In recent articles, Oftelie has urged calm, caution, and bridge building when it comes to calls for 50% defunding of police. That includes an article in Crosscut, where he says that instead of slashing funding, the city’s focus must be on ending police brutality, protecting vulnerable people, and creating the future of public safety. In a Medium article, he expands on that by saying any such effort must include shifting priorities and funding to address social problems, rather than criminalizing them.
Judge Robart also named Monisha Harrell as deputy monitor.

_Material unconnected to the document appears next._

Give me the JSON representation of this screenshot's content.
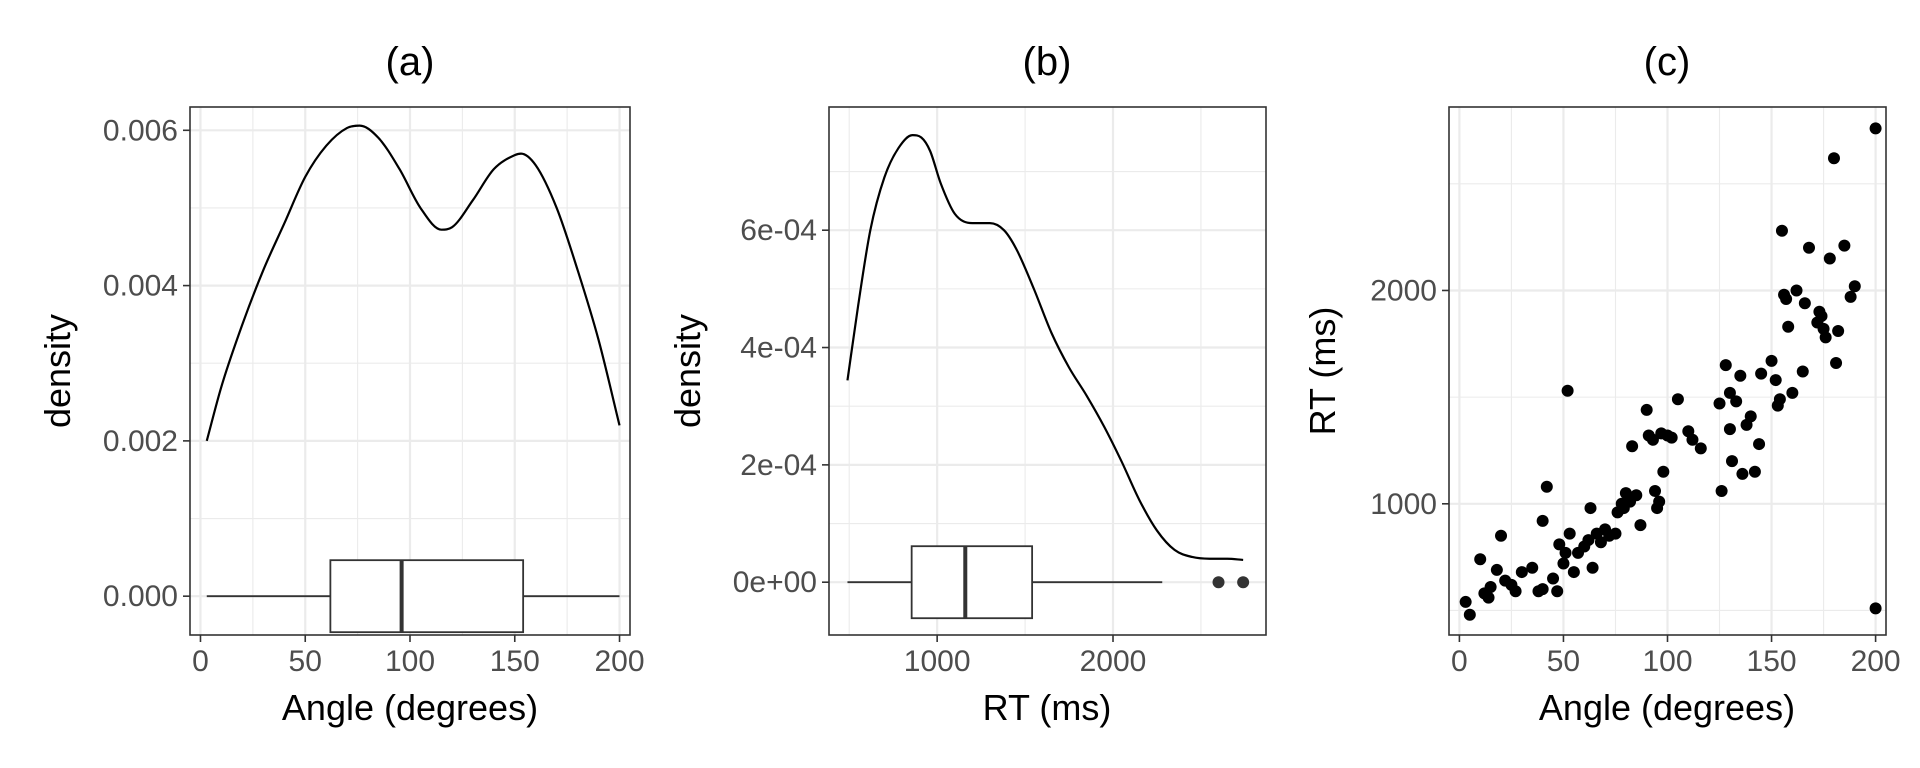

Seattle gets more time to comply with police consent decree
Harrell is the chair of Equal Rights Washington, and a major player in police reform and accountability efforts from Seattle to Olympia and beyond, having been a main driver of I-940, the state’s new police accountability law. She also currently serves on Gov. Jay Inslee’s task force to reform independent investigations on deadly use of force, and is working with legislators on dozens of police reform bills for the upcoming session.
The new monitor, Oftelie, was also a commissioner on the Commission for the Future of Policing in Ireland, the same commission former Seattle Police Chief Kathleen O’Toole was on.
Bobb describes O’Toole as “an ideal of a progressive police chief,” who did more to push reforms and compliance than anyone else in the city.
“The advice I have [for Seattle] is to learn as much as they can from the recent protests, and decide how they have to change their training and teaching approach to large crowds. One of the things they’re facing that they’ve not faced before is the degree to which there are people really bent on violence who are part of the mix,” Bobb explained.
“I mean, they were part of the nation WTO and some of the other protests and things before, but not quite to this degree, and SPD is just going to have to learn how to do better with those,” he added.
One thing Bobb says he won’t miss: Seattle politics.
“The Mayor, City Council, City Attorney, CPC, and other community groups and organizations must really try to work together and not at cross purposes,” wrote Bobb in the letter obtained by the Times. “I will not miss the endless jockeying and some runaway egos.”